In the run-up to the last election warnings about computer hacking were rampant. Experts demonstrated how the hardware in voting machines could be modified. Touch-screen machines visibly changed votes. One possibility that wasn’t mentioned was the “man in the middle” who might change totals as they are sent in.
Cornell computer scientists have developed a new way to send a “non-malleable” message — one that cannot be altered by a third party — over a computer network. It’s as if the message were engraved on a stone tablet, and any further chiseling would cause the tablet to crumble.
Rafael Pass, associate professor of computer science, and Ph.D. student Huijia Lin reported their work at the 43rd Association for Computing Machinery Symposium on the Theory of Computing last summer in San Jose, Calif. They worked in the context of what computer scientists call “commitment schemes,” such as might be used in online bidding for a contract, but their methods could be applied to other computer communications, including stock trading and online voting, Pass said.

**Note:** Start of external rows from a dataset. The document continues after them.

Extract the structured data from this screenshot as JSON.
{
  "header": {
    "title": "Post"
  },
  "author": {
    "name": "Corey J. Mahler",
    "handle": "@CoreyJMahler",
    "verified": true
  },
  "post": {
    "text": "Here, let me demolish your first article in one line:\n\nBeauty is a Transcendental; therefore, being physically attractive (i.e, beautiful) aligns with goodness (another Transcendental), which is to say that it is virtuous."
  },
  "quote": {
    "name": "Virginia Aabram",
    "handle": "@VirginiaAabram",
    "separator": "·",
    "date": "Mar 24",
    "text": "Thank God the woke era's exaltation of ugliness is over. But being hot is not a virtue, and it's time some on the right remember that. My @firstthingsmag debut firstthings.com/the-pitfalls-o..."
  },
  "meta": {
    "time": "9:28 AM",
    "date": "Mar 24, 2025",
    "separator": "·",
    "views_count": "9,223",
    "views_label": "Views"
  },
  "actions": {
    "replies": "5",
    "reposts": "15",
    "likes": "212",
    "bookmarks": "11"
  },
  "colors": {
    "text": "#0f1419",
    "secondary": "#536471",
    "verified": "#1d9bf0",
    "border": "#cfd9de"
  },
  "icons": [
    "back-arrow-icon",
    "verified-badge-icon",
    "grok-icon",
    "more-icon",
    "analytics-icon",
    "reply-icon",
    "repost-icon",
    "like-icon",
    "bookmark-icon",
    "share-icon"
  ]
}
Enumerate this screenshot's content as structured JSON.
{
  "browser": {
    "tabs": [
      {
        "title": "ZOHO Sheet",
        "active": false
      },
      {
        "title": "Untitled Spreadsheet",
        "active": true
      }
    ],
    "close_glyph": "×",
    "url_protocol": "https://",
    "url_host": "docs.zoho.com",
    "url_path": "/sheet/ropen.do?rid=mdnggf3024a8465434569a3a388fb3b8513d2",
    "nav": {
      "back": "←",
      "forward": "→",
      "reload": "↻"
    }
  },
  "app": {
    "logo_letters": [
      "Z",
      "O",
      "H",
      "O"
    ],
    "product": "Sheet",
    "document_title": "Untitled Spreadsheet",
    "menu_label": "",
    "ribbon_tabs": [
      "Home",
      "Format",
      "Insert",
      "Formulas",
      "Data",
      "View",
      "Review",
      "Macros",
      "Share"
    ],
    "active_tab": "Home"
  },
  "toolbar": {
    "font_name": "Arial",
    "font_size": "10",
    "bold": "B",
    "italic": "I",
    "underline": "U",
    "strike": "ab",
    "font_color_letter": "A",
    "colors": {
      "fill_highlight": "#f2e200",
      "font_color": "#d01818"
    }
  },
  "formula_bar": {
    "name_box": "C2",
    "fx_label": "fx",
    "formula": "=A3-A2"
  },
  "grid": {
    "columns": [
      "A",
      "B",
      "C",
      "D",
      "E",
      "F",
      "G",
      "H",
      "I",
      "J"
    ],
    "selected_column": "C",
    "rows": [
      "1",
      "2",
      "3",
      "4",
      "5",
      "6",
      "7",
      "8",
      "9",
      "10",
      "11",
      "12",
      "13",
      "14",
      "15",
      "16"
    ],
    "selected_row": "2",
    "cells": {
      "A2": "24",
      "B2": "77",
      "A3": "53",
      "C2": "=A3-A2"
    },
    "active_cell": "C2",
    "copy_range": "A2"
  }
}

Pass and Lin supply a mathematical proof that their protocol is secure. The man in the middle must pass the message unchanged or the system will fail. That proof is the most important step, Pass said. “Everything I do I prove secure,” he said.
Most computer security is reactive, he explained. We trust a system until someone breaks it, then patch the vulnerability and wait. “For the last 2,000 years cryptography has been a game between artist and attacker,” Pass said. “We’ve used it in critical situations like war, and now the Internet relies on it. It should have a scientific basis. We must rigorously model what we want to do and specify our assumptions, and if it breaks, the assumptions are broken.”
The man-in-the-middle attack is a classic problem in computer security. The attacker slips into the communications channel between two parties and relays their messages back and forth, letting them think they are talking directly to one another. By monitoring many repetitions, the interloper might pick up enough clues to break whatever encryption the parties are using. It’s not even necessary to read the messages. A hacker might be able to change the value of a vote or a competitive bid, even without knowing what the actual value was.
In the system proposed by the Cornell researchers, the content of the message is intimately intertwined with digital signatures of each party, encoded by a system such as public-key cryptography, where the message is enciphered using a key that is the product of two large prime numbers. The sender and receiver exchange several messages to create a “chain of signatures” that depends on the identities of the senders. To disentangle the signature chain from the message an attacker would have to break the keys back into their two primes, which might require a computer the size of the universe. If any of this content is altered by the man in the middle, the system will detect it.
Other methods of creating non-malleable messages have been put forth, the researchers noted, but they require either thousands of rounds back and forth or that the sender and receiver agree to send messages at prearranged times. The new protocol works with perhaps 15 rounds or less and requires no “trusted infrastructure” set up in advance.
“I wouldn’t say the problem of man-in-the-middle attacks is solved,” Pass noted, “but a minimal number of communications rounds is now possible. And it doesn’t mean we have practical solutions yet.” The present work is theoretical, he pointed out, and someone has yet to write applications to put it into practice.
The research, which Pass has been pursuing for several years, has been supported by the Air Force Office of Scientific Research, a Microsoft Research New Faculty Fellowship and an Alfred P. Sloan Fellowship.